2. It is common ground that the evidence which was before the Secretary of State was inadequate to show that the sponsor was in fact exercising Treaty rights as asserted.
3. On 29 September 2017 the First-tier Tribunal sent to the appellant's former representatives, Jesuis Solicitors the Tribunal's standard directions, which she passed to her current representatives, Moorehouse Solicitors:
"The respondent must send copies of all the documents to the Tribunal to the other party. This should include a copy of the notice of decision to which the notice of appeal relates and any other document provided to the appellant giving reasons for that decision together with any Statement of Evidence Application Form, record of interview or any other unpublished documents on which you rely to arrive before 27 October 2017.
The appellant must send copies of all documents to the Tribunal and to the other party a bundle of all documents you wish to rely on in support of the appeal. You should identify any essential passages you consider highly significant in your appeal, copies of documents in a language other than English must be accompanied by a full certified English translation.
It is important to submit all the documents as soon as they are available as the respondent will review the evidence you submit before the hearing of your appeal. This could result in their decision being revised in your favour. If this happens your appeal may be treated as withdrawn and the hearing cancelled.
The appellant must send copies of all the documents to the respondent at the Presenting Officers' Unit. The respondent must send copies of all the documents to the appellant."
The appellant's former representatives, Jesuis Solicitors, did nothing in response to that notice.
4. Notice of hearing was issued on 30 November 2017, for a hearing on 21 May 2018, some 8 months ahead. Moorehouse Solicitors were instructed, and had been acting for the appellant for just over a fortnight when the notice of hearing was issued: there is a notice of acting on the file dated 14 November 2017. The directions with the 30 November 2017 notice of hearing were as follows:
"You must send the following documents to the Tribunal at the above address and to the other party to arrive no later than five days before the date of full hearing.
• Witness statements of the evidence to be called at the hearing
• A bundle of all documents being relied on at the hearing. These must be clearly page numbered, indexed and include a schedule identifying the essential passages (the essential passages are any sections you consider highly significant in your appeal).
• The appellant must send copies of all the documents to the respondent at the Presenting Officers' Unit.
• The respondent must send copies of all the documents to the appellant.
• Copies of documents in a language other than English must be accompanied by a full certified translation."

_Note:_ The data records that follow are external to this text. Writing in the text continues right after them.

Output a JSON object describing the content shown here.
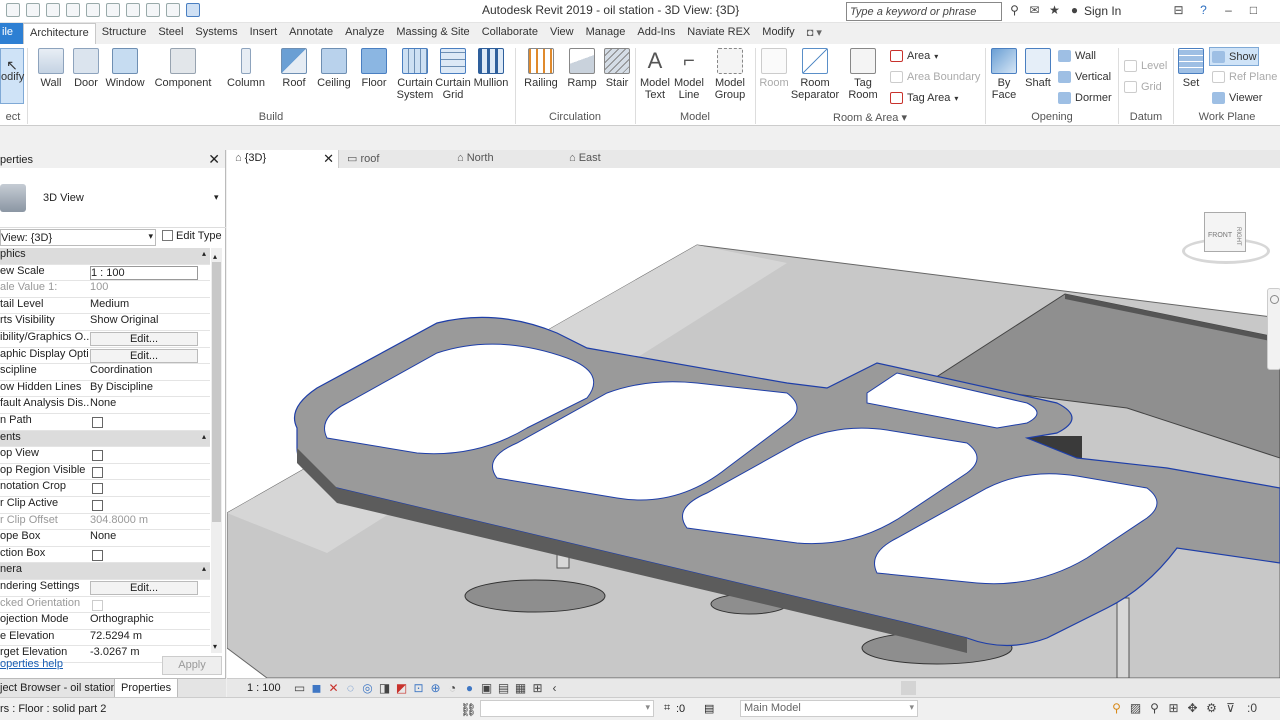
{
  "app": {
    "title": "Autodesk Revit 2019 - oil station - 3D View: {3D}",
    "search_placeholder": "Type a keyword or phrase",
    "sign_in": "Sign In"
  },
  "tabs": [
    "Architecture",
    "Structure",
    "Steel",
    "Systems",
    "Insert",
    "Annotate",
    "Analyze",
    "Massing & Site",
    "Collaborate",
    "View",
    "Manage",
    "Add-Ins",
    "Naviate REX",
    "Modify"
  ],
  "file_tab": "ile",
  "ribbon": {
    "modify": "odify",
    "select": "ect",
    "build": {
      "label": "Build",
      "buttons": [
        "Wall",
        "Door",
        "Window",
        "Component",
        "Column",
        "Roof",
        "Ceiling",
        "Floor",
        "Curtain System",
        "Curtain Grid",
        "Mullion"
      ]
    },
    "circulation": {
      "label": "Circulation",
      "buttons": [
        "Railing",
        "Ramp",
        "Stair"
      ]
    },
    "model": {
      "label": "Model",
      "buttons": [
        "Model Text",
        "Model Line",
        "Model Group"
      ]
    },
    "room_area": {
      "label": "Room & Area",
      "buttons": [
        "Room",
        "Room Separator",
        "Tag Room"
      ],
      "small": [
        "Area",
        "Area Boundary",
        "Tag Area"
      ]
    },
    "opening": {
      "label": "Opening",
      "buttons": [
        "By Face",
        "Shaft"
      ],
      "small": [
        "Wall",
        "Vertical",
        "Dormer"
      ]
    },
    "datum": {
      "label": "Datum",
      "small": [
        "Level",
        "Grid"
      ]
    },
    "workplane": {
      "label": "Work Plane",
      "buttons": [
        "Set"
      ],
      "small": [
        "Show",
        "Ref Plane",
        "Viewer"
      ]
    }
  },
  "properties": {
    "title": "perties",
    "type_name": "3D View",
    "selector": "View: {3D}",
    "edit_type": "Edit Type",
    "rows": [
      {
        "type": "sect",
        "k": "phics"
      },
      {
        "k": "ew Scale",
        "v": "1 : 100",
        "input": true
      },
      {
        "k": "ale Value   1:",
        "v": "100",
        "dis": true
      },
      {
        "k": "tail Level",
        "v": "Medium"
      },
      {
        "k": "rts Visibility",
        "v": "Show Original"
      },
      {
        "k": "ibility/Graphics O...",
        "btn": "Edit..."
      },
      {
        "k": "aphic Display Opti...",
        "btn": "Edit..."
      },
      {
        "k": "scipline",
        "v": "Coordination"
      },
      {
        "k": "ow Hidden Lines",
        "v": "By Discipline"
      },
      {
        "k": "fault Analysis Dis...",
        "v": "None"
      },
      {
        "k": "n Path",
        "cb": true
      },
      {
        "type": "sect",
        "k": "ents"
      },
      {
        "k": "op View",
        "cb": true
      },
      {
        "k": "op Region Visible",
        "cb": true
      },
      {
        "k": "notation Crop",
        "cb": true
      },
      {
        "k": "r Clip Active",
        "cb": true
      },
      {
        "k": "r Clip Offset",
        "v": "304.8000 m",
        "dis": true
      },
      {
        "k": "ope Box",
        "v": "None"
      },
      {
        "k": "ction Box",
        "cb": true
      },
      {
        "type": "sect",
        "k": "nera"
      },
      {
        "k": "ndering Settings",
        "btn": "Edit..."
      },
      {
        "k": "cked Orientation",
        "cb": true,
        "dis": true
      },
      {
        "k": "ojection Mode",
        "v": "Orthographic"
      },
      {
        "k": "e Elevation",
        "v": "72.5294 m"
      },
      {
        "k": "rget Elevation",
        "v": "-3.0267 m"
      }
    ],
    "help": "operties help",
    "apply": "Apply",
    "bottom_tabs": [
      "ject Browser - oil station",
      "Properties"
    ]
  },
  "view_tabs": [
    "{3D}",
    "roof",
    "North",
    "East"
  ],
  "viewcube": {
    "front": "FRONT",
    "right": "RIGHT"
  },
  "viewbar": {
    "scale": "1 : 100"
  },
  "status": {
    "text": "rs : Floor : solid part 2",
    "model": "Main Model",
    "zero": ":0"
  }
}
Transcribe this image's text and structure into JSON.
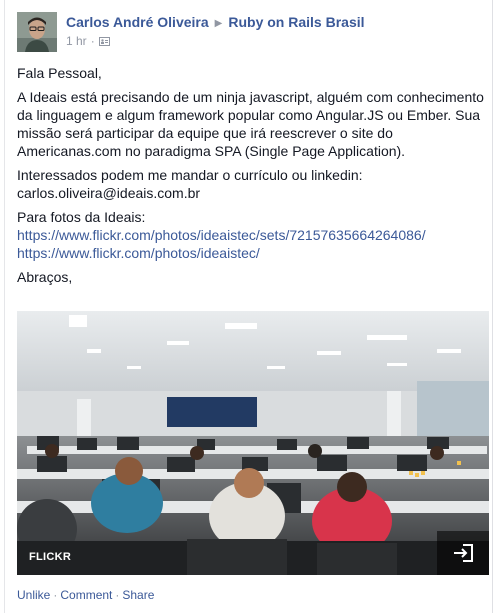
{
  "post": {
    "author": "Carlos André Oliveira",
    "group": "Ruby on Rails Brasil",
    "timestamp": "1 hr",
    "separator": "·",
    "audience_icon": "group-audience-icon",
    "paragraphs": {
      "greeting": "Fala Pessoal,",
      "body": "A Ideais está precisando de um ninja javascript, alguém com conhecimento da linguagem e algum framework popular como Angular.JS ou Ember. Sua missão será participar da equipe que irá reescrever o site do Americanas.com no paradigma SPA (Single Page Application).",
      "contact_intro": "Interessados podem me mandar o currículo ou linkedin:",
      "contact_email": "carlos.oliveira@ideais.com.br",
      "photos_intro": "Para fotos da Ideais:",
      "photos_link_1": "https://www.flickr.com/photos/ideaistec/sets/72157635664264086/",
      "photos_link_2": "https://www.flickr.com/photos/ideaistec/",
      "closing": "Abraços,"
    },
    "attachment": {
      "source": "FLICKR",
      "open_icon": "open-external-icon"
    },
    "actions": {
      "unlike": "Unlike",
      "comment": "Comment",
      "share": "Share",
      "separator": "·"
    }
  },
  "colors": {
    "link": "#3b5998",
    "text": "#141823",
    "meta": "#9197a3"
  }
}
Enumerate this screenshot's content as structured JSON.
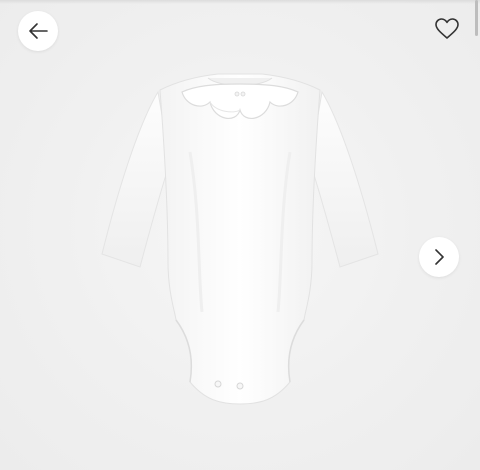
{
  "gallery": {
    "back_button": {
      "icon": "arrow-left-icon"
    },
    "wishlist_button": {
      "icon": "heart-outline-icon"
    },
    "next_button": {
      "icon": "chevron-right-icon"
    },
    "product_image": {
      "subject": "long-sleeve-baby-bodysuit"
    }
  },
  "colors": {
    "background": "#f1f1f1",
    "button_bg": "#ffffff",
    "icon": "#333333",
    "garment": "#ffffff"
  }
}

5. I am told this morning that there the appellant and sponsor experienced some difficulties in obtaining from Jesuis Solicitors the documents on their file, but since Mr Nwakwu, the appellant's solicitor with Moorehouse Solicitors, was able to show me a copy of the standard directions, I am satisfied that Moorehouse Solicitors were aware of the need to produce documents in advance of the hearing.
Refusal letter
6. The refusal letter of 23 May 2017 set out what the Home Office would expect to see: evidence that the appellant was registered with HMRC and was paying income tax, national insurance or VAT as a self-employed person, proof of his earnings as a self-employed person in the form of business bank accounts, copies of invoices issued by the business, receipts for payments or work carried out and statutory accounts and evidence such as contracts of services, business advertising and client testimonials to show the business was actively trading.
First-tier Tribunal decision
7. Mr Nwakwu was acting in two appeals on the morning of the hearing on 21 May 2018. By that morning, no bundles had been filed for the appellant in this appeal. Mr Nwakwu had a bundle with him, but did not hand it to the clerk for this appellant's appeal at the beginning of the hearing: instead, he completed the other client's hearing and then produced to the Judge hearing this appellant's appeal a 92-page bundle of documents. The First-tier Judge heard submissions on the late-produced bundle, and decided to refuse to admit it into evidence, for the reasons given at [13] in his decision:
"I have considered the points raised by both representatives and decided to refuse the application to admit this evidence. No good reason was put forward why the bundle has been filed so late. I have taken into account the overriding objective and the parties' obligation to corroborate with the Tribunal as set out in paragraph 2 of the Tribunal Procedure Rules 2014. I considered that the appeal could be fairly and justly dealt with today. This is an appeal where there are no removal directions and Article 8 is not to be considered. This is not an appeal requiring anxious scrutiny of the evidence and where it is the appellant's last chance to remain in the UK. To have admitted this evidence at a late stage would have prejudiced the respondent's position and it is important that both parties are dealt with fairly. There was insufficient time for either myself or Ms Leyshon to properly consider the appellant's bundle as it was submitted so late. Mr Nwakwu did not make an application for an adjournment."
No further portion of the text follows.